Otter trawls specifically targeting Norway lobster (Nephrops norvegicus) are linked to specific “Nephrops fishing grounds”, where the gear is adjusted for these typically muddy areas, for instance by the usage of light ground gear. This “pure” nephrops fishery is mostly located in Kattegat. In addition, a multi-rig gear is often used to increase gear width without using more engine power. Vessels deploying multi-rig gears have multiple trawl nets between the otter boards. In between the different nets, a clump weight is added to ensure bottom contact. Often the Nephrops fishery additionally targets a mix of demersal fish such as cod, plaice, lemon sole and monkfish. This is mostly the case in the North Sea and Skagerrak and here the fishery is less confined to muddy grounds and the ground gears more heterogenous.

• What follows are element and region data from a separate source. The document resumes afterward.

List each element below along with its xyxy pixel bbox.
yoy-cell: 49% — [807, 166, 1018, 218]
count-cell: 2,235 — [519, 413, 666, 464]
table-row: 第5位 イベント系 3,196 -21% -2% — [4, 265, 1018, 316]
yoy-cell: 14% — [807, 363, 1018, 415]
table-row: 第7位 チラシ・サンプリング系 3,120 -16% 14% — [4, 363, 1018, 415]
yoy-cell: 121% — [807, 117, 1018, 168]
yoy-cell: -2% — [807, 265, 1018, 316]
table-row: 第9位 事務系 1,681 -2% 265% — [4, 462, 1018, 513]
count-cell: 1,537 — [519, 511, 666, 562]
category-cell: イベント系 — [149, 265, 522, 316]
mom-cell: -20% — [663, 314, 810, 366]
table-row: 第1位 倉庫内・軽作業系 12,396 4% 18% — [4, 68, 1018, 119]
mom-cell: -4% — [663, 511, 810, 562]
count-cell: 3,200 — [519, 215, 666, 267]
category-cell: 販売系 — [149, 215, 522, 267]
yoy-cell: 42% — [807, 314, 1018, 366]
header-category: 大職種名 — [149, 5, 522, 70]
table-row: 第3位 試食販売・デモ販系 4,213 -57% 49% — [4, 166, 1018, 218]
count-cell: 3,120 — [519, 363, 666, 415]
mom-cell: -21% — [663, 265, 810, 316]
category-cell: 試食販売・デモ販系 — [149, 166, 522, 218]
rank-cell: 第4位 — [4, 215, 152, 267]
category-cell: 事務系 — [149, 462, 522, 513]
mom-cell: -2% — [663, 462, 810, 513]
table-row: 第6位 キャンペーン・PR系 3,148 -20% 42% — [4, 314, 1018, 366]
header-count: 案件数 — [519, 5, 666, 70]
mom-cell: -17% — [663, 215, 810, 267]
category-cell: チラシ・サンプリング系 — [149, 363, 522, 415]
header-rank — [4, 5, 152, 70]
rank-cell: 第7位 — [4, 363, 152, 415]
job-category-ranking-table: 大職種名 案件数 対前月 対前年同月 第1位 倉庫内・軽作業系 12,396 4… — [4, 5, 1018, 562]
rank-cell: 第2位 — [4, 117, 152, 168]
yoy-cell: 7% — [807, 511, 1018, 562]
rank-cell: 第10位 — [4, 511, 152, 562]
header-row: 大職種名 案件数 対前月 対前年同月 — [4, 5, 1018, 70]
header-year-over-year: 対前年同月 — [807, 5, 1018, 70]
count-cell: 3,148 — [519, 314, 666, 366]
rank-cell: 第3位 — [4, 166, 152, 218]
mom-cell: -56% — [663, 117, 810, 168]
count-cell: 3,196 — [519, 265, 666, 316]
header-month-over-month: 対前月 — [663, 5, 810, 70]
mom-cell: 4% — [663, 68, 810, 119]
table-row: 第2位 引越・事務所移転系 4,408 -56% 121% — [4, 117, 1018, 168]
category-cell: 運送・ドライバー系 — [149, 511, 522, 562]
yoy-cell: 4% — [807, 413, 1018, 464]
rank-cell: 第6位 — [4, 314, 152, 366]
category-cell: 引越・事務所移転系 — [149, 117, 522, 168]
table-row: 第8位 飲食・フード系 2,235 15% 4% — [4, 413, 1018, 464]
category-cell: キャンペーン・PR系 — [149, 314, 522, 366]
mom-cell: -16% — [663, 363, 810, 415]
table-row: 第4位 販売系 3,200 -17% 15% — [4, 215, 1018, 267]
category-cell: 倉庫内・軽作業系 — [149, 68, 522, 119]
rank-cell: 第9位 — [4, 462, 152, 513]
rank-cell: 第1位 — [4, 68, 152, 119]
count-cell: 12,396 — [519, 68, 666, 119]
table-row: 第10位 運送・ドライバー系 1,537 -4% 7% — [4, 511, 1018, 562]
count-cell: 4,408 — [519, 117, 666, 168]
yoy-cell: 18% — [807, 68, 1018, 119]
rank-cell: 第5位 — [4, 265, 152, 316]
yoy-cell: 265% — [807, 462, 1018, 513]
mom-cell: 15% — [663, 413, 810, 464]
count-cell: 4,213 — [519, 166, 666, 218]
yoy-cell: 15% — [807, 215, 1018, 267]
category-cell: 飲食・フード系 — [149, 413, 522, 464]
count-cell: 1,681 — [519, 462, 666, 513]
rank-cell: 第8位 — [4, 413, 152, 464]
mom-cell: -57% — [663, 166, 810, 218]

Otter trawl fishing for deep-water shrimp (Pandalus borealis) takes place almost exclusively in the deep part of the Skagerrak and the easternmost part of the North Sea. Despite a relatively low effort, the intensity of fishing is therefore relatively high in the limited area where fishing takes place. The trawling takes place on soft bottom in deep water with large and heavy otter boards and relatively light ground gear.

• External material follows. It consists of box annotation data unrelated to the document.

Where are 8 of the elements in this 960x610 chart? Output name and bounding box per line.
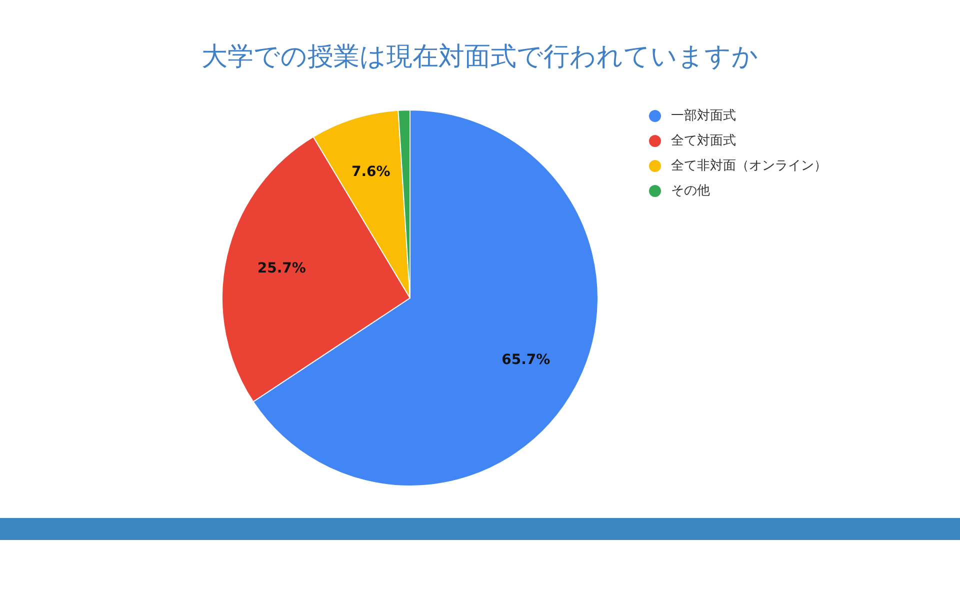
- data-label: 7.6%: [351, 164, 390, 180]
- data-label: 65.7%: [502, 352, 550, 368]
- legend-label: その他: [671, 184, 710, 199]
- data-label: 25.7%: [257, 260, 306, 277]
- chart-title: 大学での授業は現在対面式で行われていますか: [202, 42, 758, 72]
- legend-label: 全て非対面（オンライン）: [671, 158, 827, 174]
- legend-label: 全て対面式: [671, 132, 736, 149]
- legend-label: 一部対面式: [671, 108, 736, 124]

Otter trawls targeting demersal fish are widespread and can be used in single-species fisheries targeting plaice or cod, but most frequently fishermen catch a mix of several demersal fish species, depending on location and season. This type of otter trawl is often fished on different sediment types and the ground gear adjusted accordingly with e.g., the use of bobbins or rockhoppers.
The otter trawl fishery targeting Norway pout (NOP) takes place on even, mostly soft bottom and is primarily localized to Fladen ground in the North Sea. The trawl gear is designed so that both otter boards, sweeps, and ground gear have bottom contact.

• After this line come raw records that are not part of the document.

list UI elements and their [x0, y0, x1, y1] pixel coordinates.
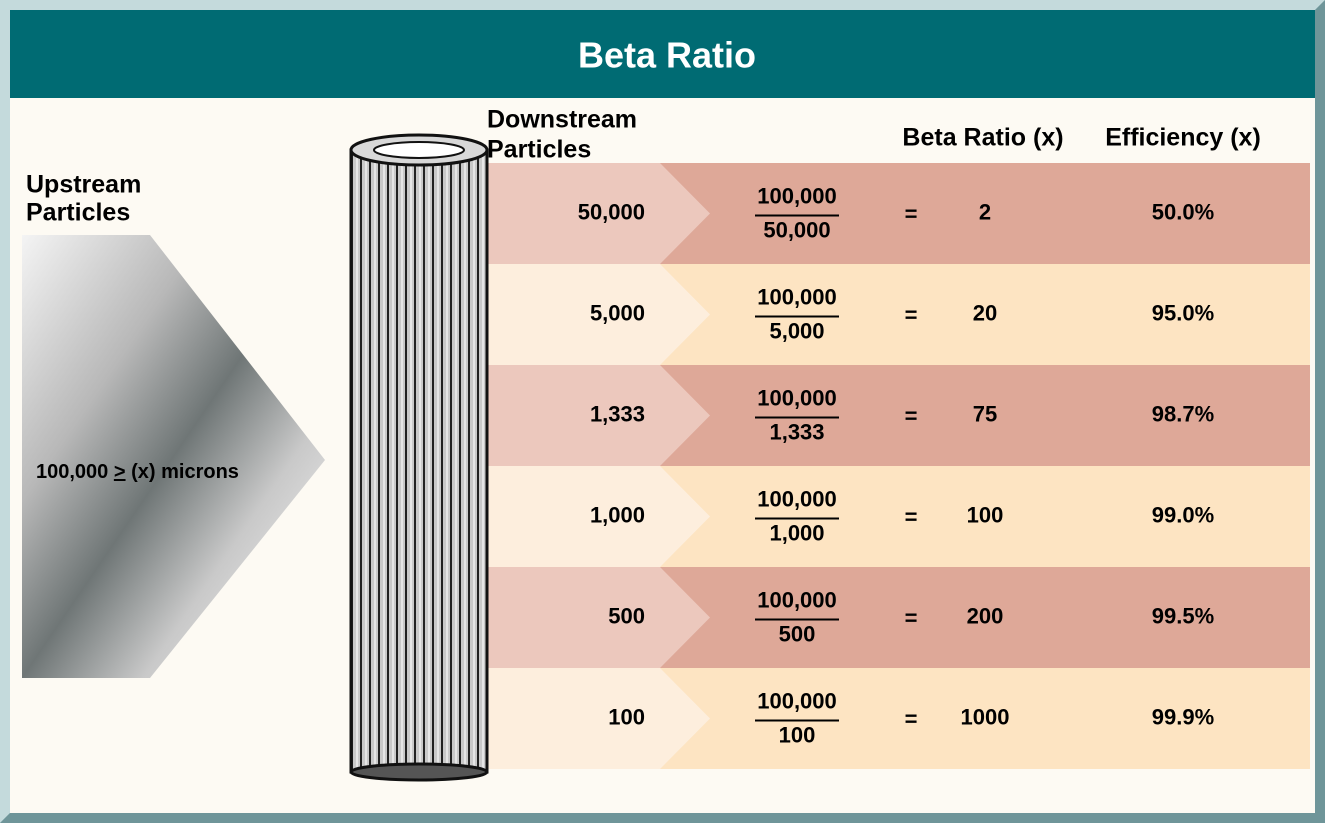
downstream-count: 500 — [608, 603, 645, 628]
beta-ratio: 2 — [979, 199, 991, 224]
equals: = — [905, 504, 918, 529]
beta-ratio: 200 — [967, 603, 1004, 628]
denominator: 50,000 — [763, 217, 830, 242]
downstream-count: 5,000 — [590, 300, 645, 325]
column-header: Downstream — [487, 106, 637, 134]
column-header: Particles — [487, 136, 591, 164]
numerator: 100,000 — [757, 587, 837, 612]
upstream-label: Upstream — [26, 171, 141, 199]
efficiency: 99.0% — [1152, 502, 1214, 527]
downstream-count: 100 — [608, 704, 645, 729]
numerator: 100,000 — [757, 183, 837, 208]
downstream-count: 1,333 — [590, 401, 645, 426]
upstream-text: 100,000 > (x) microns — [36, 461, 239, 483]
upstream-size: (x) — [131, 461, 155, 483]
equals: = — [905, 403, 918, 428]
column-header: Beta Ratio (x) — [902, 124, 1063, 152]
column-header: Efficiency (x) — [1105, 124, 1261, 152]
numerator: 100,000 — [757, 385, 837, 410]
denominator: 1,333 — [769, 419, 824, 444]
beta-ratio: 20 — [973, 300, 997, 325]
efficiency: 50.0% — [1152, 199, 1214, 224]
equals: = — [905, 706, 918, 731]
upstream-label: Particles — [26, 199, 130, 227]
numerator: 100,000 — [757, 688, 837, 713]
denominator: 1,000 — [769, 520, 824, 545]
upstream-unit: microns — [161, 461, 239, 483]
beta-ratio: 75 — [973, 401, 997, 426]
efficiency: 99.5% — [1152, 603, 1214, 628]
filter-bottom — [351, 764, 487, 780]
efficiency: 98.7% — [1152, 401, 1214, 426]
upstream-operator: > — [114, 461, 126, 483]
beta-ratio: 100 — [967, 502, 1004, 527]
filter-opening — [374, 142, 464, 158]
efficiency: 99.9% — [1152, 704, 1214, 729]
filter-cylinder — [351, 150, 487, 772]
equals: = — [905, 605, 918, 630]
denominator: 5,000 — [769, 318, 824, 343]
beta-ratio: 1000 — [961, 704, 1010, 729]
denominator: 500 — [779, 621, 816, 646]
downstream-count: 1,000 — [590, 502, 645, 527]
beta-ratio-diagram: Beta Ratio 50,000 100,000 50,000 = 2 50.0% 5,0… — [0, 0, 1325, 823]
numerator: 100,000 — [757, 284, 837, 309]
efficiency: 95.0% — [1152, 300, 1214, 325]
downstream-count: 50,000 — [578, 199, 645, 224]
title: Beta Ratio — [578, 35, 756, 76]
upstream-count: 100,000 — [36, 461, 108, 483]
equals: = — [905, 302, 918, 327]
denominator: 100 — [779, 722, 816, 747]
equals: = — [905, 201, 918, 226]
numerator: 100,000 — [757, 486, 837, 511]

Otter trawls targeting sandeel (Ammodytes marinus) are linked to specific sandbanks, mainly in the North Sea, where this species can be caught in dense shoals off the bottom during the 2nd quarter of the year. The trawl gear is often designed so that only the ground gear and parts of the sweeps are in contact with the seabed, while the otter boards are towed slightly above the seabed.
Otter trawls targeting small pelagic fish like sprat and herring are widespread and are deployed on different types of generally smooth sediments. The trawls are often designed so that only the ground gear, which is generally relatively light, and parts of the sweeps are in contact with the seabed, while the otter boards are towed slightly above the seabed.